Other intangible assets primarily consists of customer relationships.
The goodwill balance is primarily attributable to assembled workforce and diversification of markets both from a geographic and regulatory perspective. We do not expect the goodwill recognized to be deductible for income tax purposes.
The amounts of revenue and pretax loss of CTWS included in SJW Group’s Consolidated Statements of Comprehensive Income from the acquisition date in October 2019 through December 31, 2019 are as follows:
Total revenues
$
21,672

Pretax (loss)
(3,174
)

The following unaudited pro forma financial information summarizes the combined results of operations for SJW Group and CTWS, as though the companies were combined as of January 1, 2018.
 
Fiscal Year Ended
December 31,
 
2019
 
2018
Total revenues
$
515,153

 
514,364

Pretax income (loss)
60,862

 
72,938

Net income (loss)
56,968

 
65,449

Basic earnings per share
2.00

 
2.31


The historical consolidated financial information has been adjusted in the pro forma combined financial statements to give effect to pro forma events that are: (1) directly attributable to the transaction, (2) factually supportable and (3) expected to have continuing impact on the combined results of SJW Group and CTWS. As such, the impact of non-recurring transaction related expenses is not included.
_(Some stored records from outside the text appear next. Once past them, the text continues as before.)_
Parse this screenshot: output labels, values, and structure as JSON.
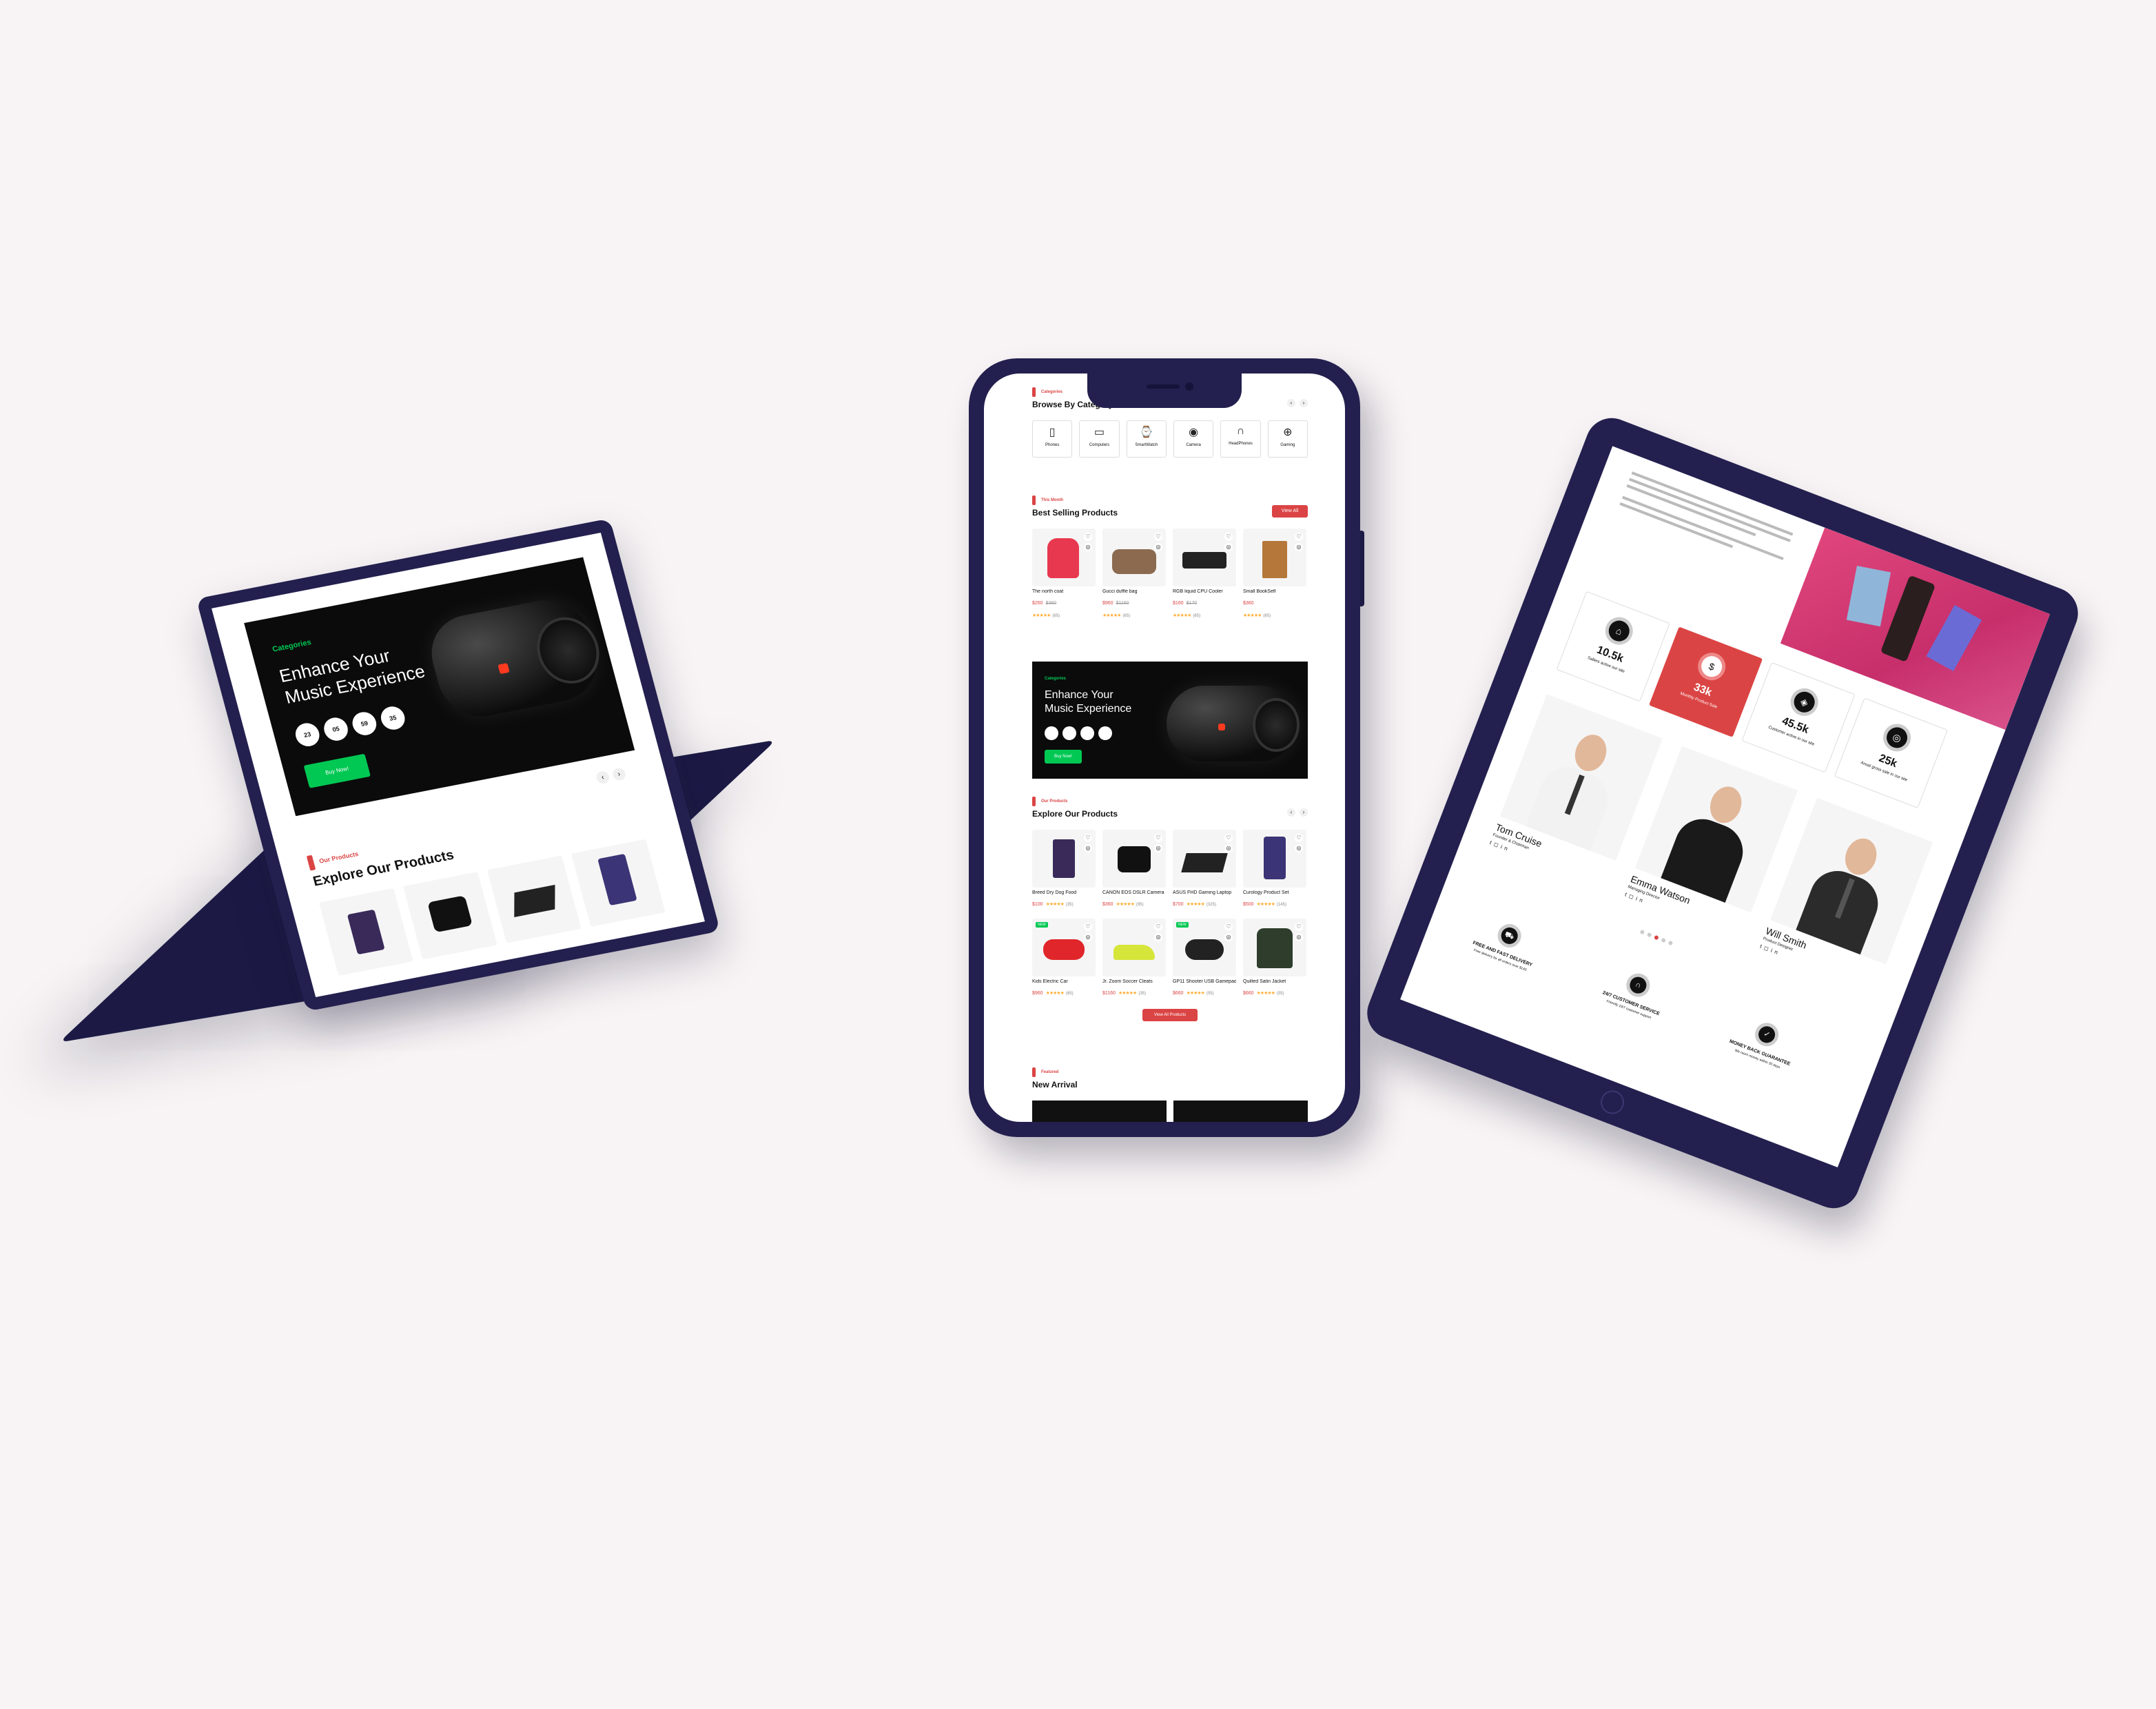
{
  "colors": {
    "background": "#f8f4f5",
    "device_frame": "#23204f",
    "accent_red": "#db4444",
    "accent_green": "#00c853",
    "banner_dark": "#111111"
  },
  "laptop": {
    "banner": {
      "tag": "Categories",
      "title": "Enhance Your Music Experience",
      "times": [
        "23",
        "05",
        "59",
        "35"
      ],
      "button": "Buy Now!"
    },
    "explore": {
      "tag": "Our Products",
      "title": "Explore Our Products"
    }
  },
  "phone": {
    "categories": {
      "tag": "Categories",
      "title": "Browse By Category",
      "items": [
        {
          "label": "Phones",
          "icon": "phone-icon"
        },
        {
          "label": "Computers",
          "icon": "computer-icon"
        },
        {
          "label": "SmartWatch",
          "icon": "smartwatch-icon"
        },
        {
          "label": "Camera",
          "icon": "camera-icon"
        },
        {
          "label": "HeadPhones",
          "icon": "headphones-icon"
        },
        {
          "label": "Gaming",
          "icon": "gamepad-icon"
        }
      ]
    },
    "best": {
      "tag": "This Month",
      "title": "Best Selling Products",
      "button": "View All",
      "products": [
        {
          "name": "The north coat",
          "price": "$260",
          "old": "$360",
          "reviews": "(65)",
          "color": "#e8384f",
          "shape": "coat"
        },
        {
          "name": "Gucci duffle bag",
          "price": "$960",
          "old": "$1160",
          "reviews": "(65)",
          "color": "#8b6a4f",
          "shape": "bag"
        },
        {
          "name": "RGB liquid CPU Cooler",
          "price": "$160",
          "old": "$170",
          "reviews": "(65)",
          "color": "#222",
          "shape": "cooler"
        },
        {
          "name": "Small BookSelf",
          "price": "$360",
          "old": "",
          "reviews": "(65)",
          "color": "#b5773a",
          "shape": "shelf"
        }
      ]
    },
    "banner": {
      "tag": "Categories",
      "title_line1": "Enhance Your",
      "title_line2": "Music Experience",
      "button": "Buy Now!"
    },
    "explore": {
      "tag": "Our Products",
      "title": "Explore Our Products",
      "button": "View All Products",
      "products": [
        {
          "name": "Breed Dry Dog Food",
          "price": "$100",
          "reviews": "(35)",
          "color": "#3a2a5a",
          "shape": "box",
          "badge": ""
        },
        {
          "name": "CANON EOS DSLR Camera",
          "price": "$360",
          "reviews": "(95)",
          "color": "#111",
          "shape": "camera",
          "badge": ""
        },
        {
          "name": "ASUS FHD Gaming Laptop",
          "price": "$700",
          "reviews": "(325)",
          "color": "#222",
          "shape": "laptop",
          "badge": ""
        },
        {
          "name": "Curology Product Set",
          "price": "$500",
          "reviews": "(145)",
          "color": "#3b3476",
          "shape": "bottles",
          "badge": ""
        },
        {
          "name": "Kids Electric Car",
          "price": "$960",
          "reviews": "(65)",
          "color": "#e0262b",
          "shape": "car",
          "badge": "NEW"
        },
        {
          "name": "Jr. Zoom Soccer Cleats",
          "price": "$1160",
          "reviews": "(35)",
          "color": "#d6e53a",
          "shape": "shoes",
          "badge": ""
        },
        {
          "name": "GP11 Shooter USB Gamepad",
          "price": "$660",
          "reviews": "(55)",
          "color": "#222",
          "shape": "gamepad",
          "badge": "NEW"
        },
        {
          "name": "Quilted Satin Jacket",
          "price": "$660",
          "reviews": "(55)",
          "color": "#2e3d2c",
          "shape": "jacket",
          "badge": ""
        }
      ]
    },
    "new_arrival": {
      "tag": "Featured",
      "title": "New Arrival"
    }
  },
  "tablet": {
    "stats": [
      {
        "value": "10.5k",
        "label": "Sallers active our site",
        "icon": "shop-icon",
        "highlight": false
      },
      {
        "value": "33k",
        "label": "Monthly Product Sale",
        "icon": "dollar-icon",
        "highlight": true
      },
      {
        "value": "45.5k",
        "label": "Customer active in our site",
        "icon": "bag-icon",
        "highlight": false
      },
      {
        "value": "25k",
        "label": "Anual gross sale in our site",
        "icon": "money-icon",
        "highlight": false
      }
    ],
    "team": [
      {
        "name": "Tom Cruise",
        "role": "Founder & Chairman",
        "suit": "#f2f2f2",
        "tie": "#333"
      },
      {
        "name": "Emma Watson",
        "role": "Managing Director",
        "suit": "#1a1a1a",
        "tie": "#1a1a1a"
      },
      {
        "name": "Will Smith",
        "role": "Product Designer",
        "suit": "#2b2b2b",
        "tie": "#555"
      }
    ],
    "services": [
      {
        "title": "FREE AND FAST DELIVERY",
        "desc": "Free delivery for all orders over $140",
        "icon": "truck-icon"
      },
      {
        "title": "24/7 CUSTOMER SERVICE",
        "desc": "Friendly 24/7 customer support",
        "icon": "headset-icon"
      },
      {
        "title": "MONEY BACK GUARANTEE",
        "desc": "We reurn money within 30 days",
        "icon": "shield-icon"
      }
    ]
  }
}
The pro forma financial statements do not reflect all cost savings (or associated costs to achieve such savings) from operating efficiencies or synergies that could result from the transaction. In addition, the pro forma financial information is for informational purposes only and is not indicative of the results of operations that would have been achieved if the acquisition had taken place at January 1, 2018.